Interpreting ANOVA Results & Post Hoc Comparisons

  • F-tests (ANOVA) indicate if there is a difference between groups but do not specify where that difference lies.
  • A main effect for a factor (e.g., competition level) indicates a statistical difference exists somewhere among the groups.
  • Post hoc comparisons are used to determine exactly where the differences lie through pairwise comparisons.
  • Performing multiple comparisons increases the risk of a Type I error (rejecting the null hypothesis when it's true).
  • Corrections for Type I error:
    • Bonferroni correction: Takes the p-value and divides it by the number of groups.
    • HOME (sequentially rejected Bonferroni): Ranks the order of differences to solve for conservatism.
    • Tukey test and Scheffé test.
    • The researcher decides which correction is most appropriate for the research design.

Non-Parametric Tests

  • Used when data does not fit a normal distribution.
  • Alternatives to t-tests:
    • Two-sample Mann-Whitney U test: For assessing two independent groups.
    • Wilcoxon Signed Rank test: For paired or dependent data in two time points.
  • Alternative to one-way ANOVA: Kruskal-Wallis test (for more than two groups).
  • For more than two factors and two groups:
    • Aligned Rank Transformation: Assesses the interaction effect by transforming the data and ranking medians.
  • For one group in a longitudinal within-participant design: Friedman test.

Limitations of Null Hypothesis Tests

  • Null hypothesis tests provide a description that there is a difference between groups or time points on some level.
  • They are somewhat binary; either there is or isn't a difference based on a statistical outcome.
  • Statistical outcomes don't always align with practically relevant outcomes.
  • Small changes in performance can have large effects on competition outcomes, which may not be detected statistically without very large data sets.
  • Hypothesis tests assess performance change or differences between groups on a group level, not at an individual athlete level.
  • They don't provide information about the magnitude of the difference.
  • Tests are heavily impacted by the distribution of the data.
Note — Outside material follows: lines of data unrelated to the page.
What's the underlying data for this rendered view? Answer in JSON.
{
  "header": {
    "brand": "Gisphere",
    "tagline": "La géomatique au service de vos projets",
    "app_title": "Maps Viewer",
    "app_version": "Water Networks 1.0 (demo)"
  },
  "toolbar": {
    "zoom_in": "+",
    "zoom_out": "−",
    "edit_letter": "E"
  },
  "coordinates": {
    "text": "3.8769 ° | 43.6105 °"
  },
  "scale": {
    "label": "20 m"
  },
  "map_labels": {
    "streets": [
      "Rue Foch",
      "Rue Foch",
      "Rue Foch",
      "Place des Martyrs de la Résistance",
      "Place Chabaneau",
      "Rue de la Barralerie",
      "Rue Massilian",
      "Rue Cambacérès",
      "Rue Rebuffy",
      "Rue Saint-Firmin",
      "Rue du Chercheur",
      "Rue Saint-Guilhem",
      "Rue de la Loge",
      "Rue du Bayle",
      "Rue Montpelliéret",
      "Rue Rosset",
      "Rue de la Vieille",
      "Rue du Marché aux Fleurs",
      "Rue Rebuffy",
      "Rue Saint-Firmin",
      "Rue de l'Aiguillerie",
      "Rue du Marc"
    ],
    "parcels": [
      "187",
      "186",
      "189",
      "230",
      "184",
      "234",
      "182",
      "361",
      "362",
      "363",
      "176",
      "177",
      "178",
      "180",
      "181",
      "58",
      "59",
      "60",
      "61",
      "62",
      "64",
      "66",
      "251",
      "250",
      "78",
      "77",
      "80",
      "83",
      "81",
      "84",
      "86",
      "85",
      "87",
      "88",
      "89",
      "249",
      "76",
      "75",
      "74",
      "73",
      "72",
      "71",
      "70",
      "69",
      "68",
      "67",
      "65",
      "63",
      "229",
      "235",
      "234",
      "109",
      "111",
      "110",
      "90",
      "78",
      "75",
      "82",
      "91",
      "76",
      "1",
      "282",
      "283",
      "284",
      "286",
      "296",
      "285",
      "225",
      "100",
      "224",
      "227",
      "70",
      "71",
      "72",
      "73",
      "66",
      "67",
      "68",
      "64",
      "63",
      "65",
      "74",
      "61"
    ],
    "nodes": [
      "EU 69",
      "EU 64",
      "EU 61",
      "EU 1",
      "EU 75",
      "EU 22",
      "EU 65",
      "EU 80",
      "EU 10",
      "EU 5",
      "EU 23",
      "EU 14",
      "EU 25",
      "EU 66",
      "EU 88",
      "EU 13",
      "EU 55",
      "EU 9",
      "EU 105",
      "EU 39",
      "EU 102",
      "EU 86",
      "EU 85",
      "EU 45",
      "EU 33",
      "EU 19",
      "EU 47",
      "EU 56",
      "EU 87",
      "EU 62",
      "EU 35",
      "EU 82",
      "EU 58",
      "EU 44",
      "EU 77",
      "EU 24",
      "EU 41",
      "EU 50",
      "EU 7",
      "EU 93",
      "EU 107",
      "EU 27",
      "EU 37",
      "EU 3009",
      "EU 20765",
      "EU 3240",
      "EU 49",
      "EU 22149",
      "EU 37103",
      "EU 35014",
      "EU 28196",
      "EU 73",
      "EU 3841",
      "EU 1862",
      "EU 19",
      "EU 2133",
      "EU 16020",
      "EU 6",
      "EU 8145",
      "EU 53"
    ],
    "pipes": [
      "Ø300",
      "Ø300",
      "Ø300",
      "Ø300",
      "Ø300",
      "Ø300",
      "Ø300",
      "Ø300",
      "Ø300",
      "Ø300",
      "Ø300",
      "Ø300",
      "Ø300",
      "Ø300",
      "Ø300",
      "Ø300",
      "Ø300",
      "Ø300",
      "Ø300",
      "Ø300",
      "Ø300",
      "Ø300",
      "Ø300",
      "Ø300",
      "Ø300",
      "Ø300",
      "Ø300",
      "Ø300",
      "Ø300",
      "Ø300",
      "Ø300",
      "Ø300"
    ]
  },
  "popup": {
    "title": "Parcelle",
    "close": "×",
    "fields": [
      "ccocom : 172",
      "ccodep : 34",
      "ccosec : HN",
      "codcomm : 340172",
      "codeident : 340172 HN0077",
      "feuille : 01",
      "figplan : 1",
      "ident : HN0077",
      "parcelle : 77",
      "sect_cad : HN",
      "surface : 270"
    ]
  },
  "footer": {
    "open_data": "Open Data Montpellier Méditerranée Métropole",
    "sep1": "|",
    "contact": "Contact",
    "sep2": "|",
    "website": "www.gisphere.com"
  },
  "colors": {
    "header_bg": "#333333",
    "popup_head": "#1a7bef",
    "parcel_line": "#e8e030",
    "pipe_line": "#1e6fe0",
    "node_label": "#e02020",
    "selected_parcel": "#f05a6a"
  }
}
T-tests are sensitive to non-normally distributed data.
  • ANOVA models are somewhat robust to violations of distribution assumptions but are still impacted by large deviations.
  • The size of the sample impacts the accuracy of statistical outcomes.
  • Small samples may not be representative of the population, affecting the inferences that can be drawn from the tests and especially increasing the risk of type II errors.